Dr Stephen Goldman, MD FACC
Medfiniti Chief Medical Officer

The Oxford Dictionary defines “ligate” as “tie up or otherwise close off (an artery or vessel).”

The Hemwell procedure causes profound vasospasm which “closes off” the distal branches of the superior hemorrhoidal artery. In addition, thrombosis and ultimately fibrosis permanently occlude and close off arterial blood flow. This process, by definition, is a type of ligation.

There are multiple ways to ligate: banding, clipping, sealing, cauterizing and vasospasm with thrombosis: For this reason, “codes 46945/46 have been relocated from the suture section since it does not involve sutures”1

Medical publications conclude our technology “closes off the blood supply”2 resulting in “cessation of blood flow”3, “disturbance in the blood supply”4 and “clots”5.

Direct current causes marked vasospasm as well as an electro-biochemical reaction producing H2 gas, NaOH, and OH-. The blood’s pH increases causing protein to denature, damaging vascular endothelial cell membranes and fibrin deposition. Permanent ligation occurs only when both muscle spasm and thrombosis are present. The picture to the left illustrates vasospasm with thrombosis.

Rubber band hemorrhoid ligation “closes off” afferent and efferent blood flow causing thrombosis within the prolapsed hemorrhoid. The hemorrhoid takes days to be reabsorbed. The Hemwell procedure acts at the submucosal level, not within the prolapsed hemorrhoid producing a more efficacious and immediate hemorrhoidal shrinkage.

We understand a surgeon might feel coagulation is not ligation because ligation occurs at a specific location while coagulation is a non-localized process. The Hemwell procedure, however, acts at a specific location, the hemorrhoid’s afferent circulation (branches of the superior hemorrhoidal artery). It “closes off” the hemorrhoid’s arterial blood supply while preserving veinous return.

Ligation by electrocoagulation is common in surgical practice, including tubal ligation. “Ligation” and “coagulation” are terms used interchangeably in this medical reference: “Laparoscopic tubal ligation or coagulation is an operation done for permanent birth control.”6 Describing the different types of tubal ligation, this resource indicates the electric current may be “Bipolar tubal coagulation” or “Monopolar tubal coagulation”7. Tubal ligation by coagulation occurs at a specific location and “closes off” one side of the fallopian tube from the other. It, therefore, becomes a type of ligation.

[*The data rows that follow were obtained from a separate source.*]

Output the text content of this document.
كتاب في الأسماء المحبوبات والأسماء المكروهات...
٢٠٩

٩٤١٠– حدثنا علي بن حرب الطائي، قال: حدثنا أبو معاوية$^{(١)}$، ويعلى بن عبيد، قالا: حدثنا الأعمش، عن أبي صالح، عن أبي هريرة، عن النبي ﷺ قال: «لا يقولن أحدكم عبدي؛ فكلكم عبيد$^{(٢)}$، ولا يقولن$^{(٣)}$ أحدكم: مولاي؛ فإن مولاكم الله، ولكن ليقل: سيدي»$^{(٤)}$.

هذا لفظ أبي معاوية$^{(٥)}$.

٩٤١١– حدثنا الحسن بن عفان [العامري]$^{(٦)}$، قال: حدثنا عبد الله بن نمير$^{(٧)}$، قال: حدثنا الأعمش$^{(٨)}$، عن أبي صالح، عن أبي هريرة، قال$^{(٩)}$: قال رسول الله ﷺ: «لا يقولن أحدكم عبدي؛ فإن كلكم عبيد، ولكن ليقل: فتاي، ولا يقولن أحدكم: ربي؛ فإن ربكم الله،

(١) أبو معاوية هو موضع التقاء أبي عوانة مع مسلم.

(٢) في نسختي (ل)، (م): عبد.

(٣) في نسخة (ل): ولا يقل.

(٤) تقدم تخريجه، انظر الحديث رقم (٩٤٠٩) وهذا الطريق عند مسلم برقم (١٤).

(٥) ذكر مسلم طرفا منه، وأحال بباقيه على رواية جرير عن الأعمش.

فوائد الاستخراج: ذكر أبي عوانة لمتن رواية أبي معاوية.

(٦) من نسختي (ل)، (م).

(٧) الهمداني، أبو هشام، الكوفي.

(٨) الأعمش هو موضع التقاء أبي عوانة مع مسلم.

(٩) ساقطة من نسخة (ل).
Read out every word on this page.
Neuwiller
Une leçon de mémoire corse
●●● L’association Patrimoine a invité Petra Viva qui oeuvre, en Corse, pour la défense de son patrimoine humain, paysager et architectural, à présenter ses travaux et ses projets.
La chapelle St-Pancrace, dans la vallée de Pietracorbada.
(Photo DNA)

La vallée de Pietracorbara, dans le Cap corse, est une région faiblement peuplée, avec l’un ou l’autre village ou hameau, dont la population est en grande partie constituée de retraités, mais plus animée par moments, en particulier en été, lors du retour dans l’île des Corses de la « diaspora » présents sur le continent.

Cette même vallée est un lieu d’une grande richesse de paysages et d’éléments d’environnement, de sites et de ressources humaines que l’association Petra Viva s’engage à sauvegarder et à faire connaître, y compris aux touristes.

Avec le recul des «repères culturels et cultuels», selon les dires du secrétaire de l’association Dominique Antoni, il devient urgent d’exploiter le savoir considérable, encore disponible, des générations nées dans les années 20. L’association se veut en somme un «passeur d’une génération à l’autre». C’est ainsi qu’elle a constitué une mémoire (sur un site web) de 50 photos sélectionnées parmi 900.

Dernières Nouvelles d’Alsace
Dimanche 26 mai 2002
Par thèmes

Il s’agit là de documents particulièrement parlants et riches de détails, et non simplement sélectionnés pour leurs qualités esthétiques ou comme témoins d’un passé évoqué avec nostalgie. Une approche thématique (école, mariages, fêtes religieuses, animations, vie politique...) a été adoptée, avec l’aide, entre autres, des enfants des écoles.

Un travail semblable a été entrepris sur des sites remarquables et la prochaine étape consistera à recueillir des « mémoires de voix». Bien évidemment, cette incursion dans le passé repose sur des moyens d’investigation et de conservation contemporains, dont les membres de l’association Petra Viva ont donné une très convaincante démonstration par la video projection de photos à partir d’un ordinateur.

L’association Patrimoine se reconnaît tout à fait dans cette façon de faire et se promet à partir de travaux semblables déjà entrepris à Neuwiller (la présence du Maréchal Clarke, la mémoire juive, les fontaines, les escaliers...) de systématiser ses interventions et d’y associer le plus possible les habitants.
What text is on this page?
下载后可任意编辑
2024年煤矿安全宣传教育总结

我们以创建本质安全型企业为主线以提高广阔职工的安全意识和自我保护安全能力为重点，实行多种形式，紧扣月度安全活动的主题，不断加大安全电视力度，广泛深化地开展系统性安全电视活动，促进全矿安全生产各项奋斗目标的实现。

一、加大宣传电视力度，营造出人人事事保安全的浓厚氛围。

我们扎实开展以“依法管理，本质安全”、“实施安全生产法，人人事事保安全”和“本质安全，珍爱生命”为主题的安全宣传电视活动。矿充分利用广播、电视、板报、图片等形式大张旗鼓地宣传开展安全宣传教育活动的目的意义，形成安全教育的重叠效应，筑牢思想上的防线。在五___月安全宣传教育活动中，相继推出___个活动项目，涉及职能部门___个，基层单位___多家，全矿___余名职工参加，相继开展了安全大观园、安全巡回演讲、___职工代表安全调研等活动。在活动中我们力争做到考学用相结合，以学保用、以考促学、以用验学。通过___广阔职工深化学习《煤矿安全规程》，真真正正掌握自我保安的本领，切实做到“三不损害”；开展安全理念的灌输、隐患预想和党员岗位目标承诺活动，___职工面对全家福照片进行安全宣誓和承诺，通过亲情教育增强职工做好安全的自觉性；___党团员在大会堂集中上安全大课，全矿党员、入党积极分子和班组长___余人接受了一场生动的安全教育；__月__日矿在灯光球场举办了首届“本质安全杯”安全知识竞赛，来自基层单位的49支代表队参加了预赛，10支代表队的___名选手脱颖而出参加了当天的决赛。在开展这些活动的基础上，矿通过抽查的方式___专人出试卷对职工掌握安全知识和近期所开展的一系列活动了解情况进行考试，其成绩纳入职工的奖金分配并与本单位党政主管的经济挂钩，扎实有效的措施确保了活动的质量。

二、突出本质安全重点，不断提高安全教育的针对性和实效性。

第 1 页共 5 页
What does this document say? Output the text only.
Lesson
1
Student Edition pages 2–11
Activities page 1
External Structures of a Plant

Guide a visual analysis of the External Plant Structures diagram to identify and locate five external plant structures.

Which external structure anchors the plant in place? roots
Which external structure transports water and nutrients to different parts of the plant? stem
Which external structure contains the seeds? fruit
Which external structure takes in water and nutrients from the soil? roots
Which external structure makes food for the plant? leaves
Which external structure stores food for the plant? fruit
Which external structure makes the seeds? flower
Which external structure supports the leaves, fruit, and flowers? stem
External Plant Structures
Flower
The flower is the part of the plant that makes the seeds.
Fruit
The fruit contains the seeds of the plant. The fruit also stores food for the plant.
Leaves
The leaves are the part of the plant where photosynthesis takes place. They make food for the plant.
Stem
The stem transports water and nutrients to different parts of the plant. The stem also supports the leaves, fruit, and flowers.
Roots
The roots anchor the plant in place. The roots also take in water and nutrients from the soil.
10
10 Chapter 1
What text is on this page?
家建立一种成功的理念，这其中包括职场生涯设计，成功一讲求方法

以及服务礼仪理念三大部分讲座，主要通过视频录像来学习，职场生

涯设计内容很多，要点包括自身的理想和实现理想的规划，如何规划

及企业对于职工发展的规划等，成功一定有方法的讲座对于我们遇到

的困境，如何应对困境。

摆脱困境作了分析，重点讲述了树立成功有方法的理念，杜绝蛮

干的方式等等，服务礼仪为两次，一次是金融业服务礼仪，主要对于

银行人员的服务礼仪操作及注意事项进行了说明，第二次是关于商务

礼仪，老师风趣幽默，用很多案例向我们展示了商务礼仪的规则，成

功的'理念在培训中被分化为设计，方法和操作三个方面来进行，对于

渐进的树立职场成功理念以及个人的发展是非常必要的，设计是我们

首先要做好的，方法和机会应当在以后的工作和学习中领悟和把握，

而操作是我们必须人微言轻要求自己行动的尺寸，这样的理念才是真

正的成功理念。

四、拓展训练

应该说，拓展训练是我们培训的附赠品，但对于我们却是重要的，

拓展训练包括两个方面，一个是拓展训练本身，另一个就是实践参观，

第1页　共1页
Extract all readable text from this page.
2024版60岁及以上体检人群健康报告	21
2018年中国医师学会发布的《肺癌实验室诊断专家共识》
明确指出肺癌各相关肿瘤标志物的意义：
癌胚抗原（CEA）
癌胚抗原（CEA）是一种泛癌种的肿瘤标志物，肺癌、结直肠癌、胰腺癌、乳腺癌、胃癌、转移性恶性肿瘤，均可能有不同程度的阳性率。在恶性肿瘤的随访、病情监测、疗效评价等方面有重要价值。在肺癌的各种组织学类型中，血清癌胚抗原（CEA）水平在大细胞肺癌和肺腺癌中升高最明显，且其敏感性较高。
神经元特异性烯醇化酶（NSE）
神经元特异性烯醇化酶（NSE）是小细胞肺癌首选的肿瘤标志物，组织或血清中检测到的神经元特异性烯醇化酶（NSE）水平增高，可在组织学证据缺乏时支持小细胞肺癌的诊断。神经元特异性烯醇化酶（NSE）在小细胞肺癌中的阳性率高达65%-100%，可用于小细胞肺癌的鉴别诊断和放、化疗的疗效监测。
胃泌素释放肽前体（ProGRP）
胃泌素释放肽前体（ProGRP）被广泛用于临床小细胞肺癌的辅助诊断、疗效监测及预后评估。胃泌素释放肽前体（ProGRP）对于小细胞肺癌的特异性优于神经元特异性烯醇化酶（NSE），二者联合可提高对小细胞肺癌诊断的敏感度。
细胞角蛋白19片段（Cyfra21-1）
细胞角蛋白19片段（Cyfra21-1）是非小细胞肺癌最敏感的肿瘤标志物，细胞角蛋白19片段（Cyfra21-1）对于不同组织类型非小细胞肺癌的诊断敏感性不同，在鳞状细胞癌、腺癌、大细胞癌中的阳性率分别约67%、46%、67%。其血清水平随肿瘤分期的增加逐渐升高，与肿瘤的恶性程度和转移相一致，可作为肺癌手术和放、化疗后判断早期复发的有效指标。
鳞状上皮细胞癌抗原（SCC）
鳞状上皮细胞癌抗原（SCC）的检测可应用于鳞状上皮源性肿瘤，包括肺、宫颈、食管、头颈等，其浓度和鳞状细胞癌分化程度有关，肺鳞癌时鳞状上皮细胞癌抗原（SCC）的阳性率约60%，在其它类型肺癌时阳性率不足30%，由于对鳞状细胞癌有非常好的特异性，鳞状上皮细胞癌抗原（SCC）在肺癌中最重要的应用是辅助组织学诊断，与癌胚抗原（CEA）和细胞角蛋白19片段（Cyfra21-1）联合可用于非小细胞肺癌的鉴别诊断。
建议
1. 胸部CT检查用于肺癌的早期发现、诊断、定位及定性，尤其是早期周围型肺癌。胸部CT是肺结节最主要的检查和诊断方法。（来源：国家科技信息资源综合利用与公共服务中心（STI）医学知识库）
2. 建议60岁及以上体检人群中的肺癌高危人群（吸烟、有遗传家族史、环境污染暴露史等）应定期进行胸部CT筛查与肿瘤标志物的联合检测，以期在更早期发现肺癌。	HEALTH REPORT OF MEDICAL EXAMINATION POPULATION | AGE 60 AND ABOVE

Hemwell’s very low energy current creates profound smooth muscle contraction without destroying the muscle cells, mucosal endothelial cells, or nerve cells (much like a pacemaker does not damage myocardial cells). The current has direct electrical effects and causes an electro-biochemical reaction within the blood. This results in fibrin deposition, protein denaturing and vascular endothelial cell membrane damage which enhances thrombogenesis. Vessels with smooth muscle, the hemorrhoid’s arteries and arterioles are most affected. There is little to no effect on the hemorrhoidal cushion or veins because they have no smooth muscle. The current does not enter the prolapsed hemorrhoid since it lies in the opposite direction of the current flow which is toward the patient’s left hip. Coagulation does not occur within the prolapsed hemorrhoid and, therefore, if punctured will bleed.

Because the Hemwell procedure “closes off” or ligates only the afferent circulation and has little to no effect on the efferent circulation, it causes immediate shrinkage of the hemorrhoid to the submucosa. There is no way to produce this rapid degree of hemorrhoidal shrinkage except by ligation of arterial blood flow with preservation of veinous return.

The photos below confirm the Hemwell procedure’s mode of action. The top photo is a Grade 3 hemorrhoid before treatment. The bottom photo was taken 10 minutes following treatment with 16 mA administered at two sites for 8 minutes each, 16 minutes in total. These pictures confirm the dramatic effect ligation of the afferent circulation with preservation of the efferent circulation has.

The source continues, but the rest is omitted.